Monck argues the point of the media as whole is to package and sell news stories. This is undoubtedly true of course, in the sense that newspapers aren’t charities. He characterises the media’s preoccupation with trust as an effort on their part to legitimise themselves as their readership has fallen away. He includes a chapter on the battle for trust between the BBC and Blair’s government after the death of Dr David Kelly.

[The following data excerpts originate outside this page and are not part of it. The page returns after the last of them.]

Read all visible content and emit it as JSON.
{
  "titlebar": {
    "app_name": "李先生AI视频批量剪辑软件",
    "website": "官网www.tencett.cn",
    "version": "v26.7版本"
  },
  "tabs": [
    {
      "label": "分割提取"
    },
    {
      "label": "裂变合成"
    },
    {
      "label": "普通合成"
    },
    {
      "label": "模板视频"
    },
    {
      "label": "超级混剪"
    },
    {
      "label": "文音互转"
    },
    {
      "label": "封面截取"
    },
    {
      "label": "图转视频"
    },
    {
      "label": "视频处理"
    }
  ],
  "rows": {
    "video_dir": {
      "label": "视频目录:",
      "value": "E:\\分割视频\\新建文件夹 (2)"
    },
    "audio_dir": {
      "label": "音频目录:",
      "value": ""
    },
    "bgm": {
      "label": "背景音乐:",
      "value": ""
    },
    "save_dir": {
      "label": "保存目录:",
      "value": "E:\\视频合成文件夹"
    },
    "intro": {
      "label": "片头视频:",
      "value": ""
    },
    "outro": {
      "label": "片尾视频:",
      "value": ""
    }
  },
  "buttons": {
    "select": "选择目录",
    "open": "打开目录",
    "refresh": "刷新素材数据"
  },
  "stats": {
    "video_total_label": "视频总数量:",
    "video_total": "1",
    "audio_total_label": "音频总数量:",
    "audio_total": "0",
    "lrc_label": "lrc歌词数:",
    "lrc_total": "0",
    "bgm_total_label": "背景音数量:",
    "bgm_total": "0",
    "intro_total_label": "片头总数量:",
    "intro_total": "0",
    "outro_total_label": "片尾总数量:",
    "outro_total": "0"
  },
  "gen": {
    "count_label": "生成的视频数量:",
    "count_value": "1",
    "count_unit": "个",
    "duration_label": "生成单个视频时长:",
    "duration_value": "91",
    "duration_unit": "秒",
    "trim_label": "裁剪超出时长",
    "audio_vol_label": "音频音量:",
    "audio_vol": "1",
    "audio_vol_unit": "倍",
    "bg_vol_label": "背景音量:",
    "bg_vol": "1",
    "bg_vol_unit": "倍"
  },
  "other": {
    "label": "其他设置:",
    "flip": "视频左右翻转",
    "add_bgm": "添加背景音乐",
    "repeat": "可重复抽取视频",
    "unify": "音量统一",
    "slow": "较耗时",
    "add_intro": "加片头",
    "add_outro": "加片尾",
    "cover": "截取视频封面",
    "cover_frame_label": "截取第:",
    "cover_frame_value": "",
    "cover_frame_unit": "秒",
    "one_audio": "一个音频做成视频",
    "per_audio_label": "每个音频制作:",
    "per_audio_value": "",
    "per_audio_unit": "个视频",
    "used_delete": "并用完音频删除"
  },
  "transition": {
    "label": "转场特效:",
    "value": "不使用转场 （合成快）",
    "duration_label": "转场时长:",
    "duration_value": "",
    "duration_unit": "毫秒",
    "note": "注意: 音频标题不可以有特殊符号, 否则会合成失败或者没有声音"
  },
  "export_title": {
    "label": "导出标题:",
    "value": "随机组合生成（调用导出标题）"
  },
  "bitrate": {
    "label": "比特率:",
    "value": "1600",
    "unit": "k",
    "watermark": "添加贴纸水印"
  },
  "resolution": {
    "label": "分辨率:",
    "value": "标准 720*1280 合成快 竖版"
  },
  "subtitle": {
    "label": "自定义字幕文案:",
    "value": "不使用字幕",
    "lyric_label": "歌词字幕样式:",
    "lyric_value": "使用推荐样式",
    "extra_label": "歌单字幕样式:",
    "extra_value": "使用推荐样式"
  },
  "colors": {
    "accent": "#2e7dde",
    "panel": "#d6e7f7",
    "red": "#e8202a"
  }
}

Monck’s book is quite a good primer on the media landscape, which implies that trust, at least in the media, is overrated, as can be the power of the press. There are examples of media barons failing to use their power and examples of others succeeding. But his approach, taking the media as a whole, is probably not helpful. I can accept a certain amount of infotainment, especially from a tabloid. However from the ‘quality’ end of the market, the FTs of this world, there is a greater expectation of accuracy and truth. These media may well have a smaller circulation but the fact remains that people, and probably a lot of them, read newspapers to find out about the world, and for that you need things like accuracy and truth, as well as critical faculties to draw conclusions that are reasonable to believe. These are the things that give journalism its quality.

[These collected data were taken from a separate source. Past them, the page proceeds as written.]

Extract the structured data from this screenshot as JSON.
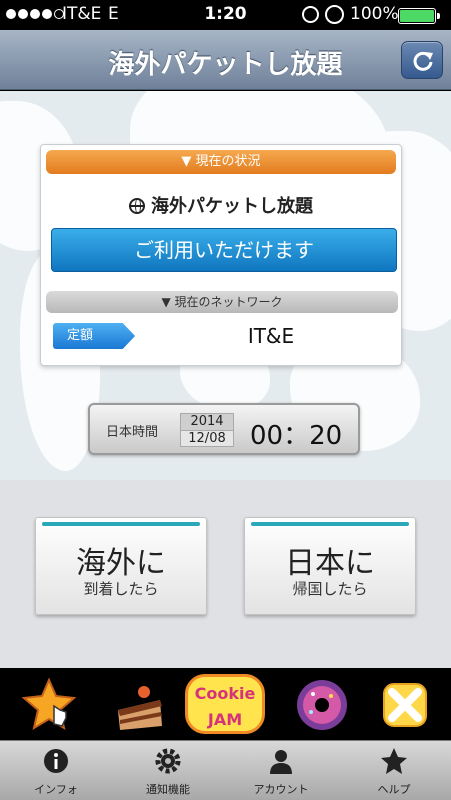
{
  "status_bar": {
    "carrier": "IT&E",
    "network_type": "E",
    "time": "1:20",
    "battery": "100%"
  },
  "nav": {
    "title": "海外パケットし放題",
    "refresh_icon": "refresh-icon"
  },
  "status_card": {
    "header": "▼ 現在の状況",
    "service_name": "海外パケットし放題",
    "availability": "ご利用いただけます",
    "network_header": "▼ 現在のネットワーク",
    "plan_badge": "定額",
    "carrier_name": "IT&E"
  },
  "clock": {
    "label": "日本時間",
    "year": "2014",
    "date": "12/08",
    "time": "00：20"
  },
  "actions": {
    "abroad": {
      "main": "海外に",
      "sub": "到着したら"
    },
    "home": {
      "main": "日本に",
      "sub": "帰国したら"
    }
  },
  "ad_banner": {
    "items": [
      "star-tap-icon",
      "cake-icon",
      "cookie-jam-logo",
      "donut-icon",
      "candy-icon"
    ],
    "cookie_jam_text": "Cookie JAM"
  },
  "tab_bar": {
    "tabs": [
      {
        "label": "インフォ",
        "icon": "info-icon"
      },
      {
        "label": "通知機能",
        "icon": "gear-icon"
      },
      {
        "label": "アカウント",
        "icon": "person-icon"
      },
      {
        "label": "ヘルプ",
        "icon": "star-icon"
      }
    ]
  },
  "colors": {
    "nav_top": "#a7b5c6",
    "nav_bottom": "#6f819a",
    "orange_header": "#e27b1e",
    "blue_button": "#1a8ad6",
    "teal_bar": "#2aa7b8"
  }
}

‘The main role of news media,’ Monck writes, ‘is to filter and aggregate information, repackaging it with some entertainment value’. I suppose I can agree with that, depending on what he means by entertainment value, but then he says, ‘It’s not the media but ourselves we shouldn’t trust’. But there’s nothing wrong with advising a healthy scepticism when reading the papers, because our journalists or their editors are not good enough. Monck claims we have a ‘need as social animals for stories to trade’, but this is at odds with our need ‘as rational beings for hard information’. In other words, Monck thinks that turning facts into a story by definition twists the facts, and his suggested remedy is to give up expecting the press to be better, and instead have greater access to public records and public information. That would surely be a good thing, but his diagnosis of the media’s ills, I think, is fundamentally wrong.

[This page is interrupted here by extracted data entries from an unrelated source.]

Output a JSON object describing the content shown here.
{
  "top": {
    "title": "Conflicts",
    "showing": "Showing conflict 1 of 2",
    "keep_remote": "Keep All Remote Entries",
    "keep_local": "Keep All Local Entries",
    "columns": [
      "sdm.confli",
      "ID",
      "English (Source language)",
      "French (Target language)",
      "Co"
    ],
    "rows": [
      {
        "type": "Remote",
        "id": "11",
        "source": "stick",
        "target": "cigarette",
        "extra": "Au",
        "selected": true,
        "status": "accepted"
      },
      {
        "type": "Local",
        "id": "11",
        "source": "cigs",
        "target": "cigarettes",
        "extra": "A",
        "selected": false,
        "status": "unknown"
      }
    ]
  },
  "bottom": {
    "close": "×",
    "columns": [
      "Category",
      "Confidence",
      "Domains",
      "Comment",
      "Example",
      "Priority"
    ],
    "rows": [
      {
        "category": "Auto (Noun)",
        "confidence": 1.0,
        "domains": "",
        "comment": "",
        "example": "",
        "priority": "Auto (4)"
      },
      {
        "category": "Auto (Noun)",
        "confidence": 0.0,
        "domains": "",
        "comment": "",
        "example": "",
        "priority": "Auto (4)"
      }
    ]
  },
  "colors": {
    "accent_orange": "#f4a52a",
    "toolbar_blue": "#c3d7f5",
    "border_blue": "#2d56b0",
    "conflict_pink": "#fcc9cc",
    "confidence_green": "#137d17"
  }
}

Our need for stories does not contradict the need for hard facts or the truth. Quite the opposite. We are rational beings, but this doesn’t mean we merely collate pieces of data: I interpret the information I receive. In fact, to understand the world around me I make a story out of it. And when it comes to inquiring about certain aspects of the world, I am quite happy to outsource the effort. I will pay possibly 80p a day for someone else to trawl through the data, figure out why it’s a big deal, ring round some experts to get some perspective and wrap it up in a pithy 500 words. This is not easy, and the press we’re lumped with is not good enough. Our media may not be trustworthy, but that doesn’t mean that’s the way it should be. It doesn’t mean we ought not to trust the media per se. And it doesn’t mean it shouldn’t do better.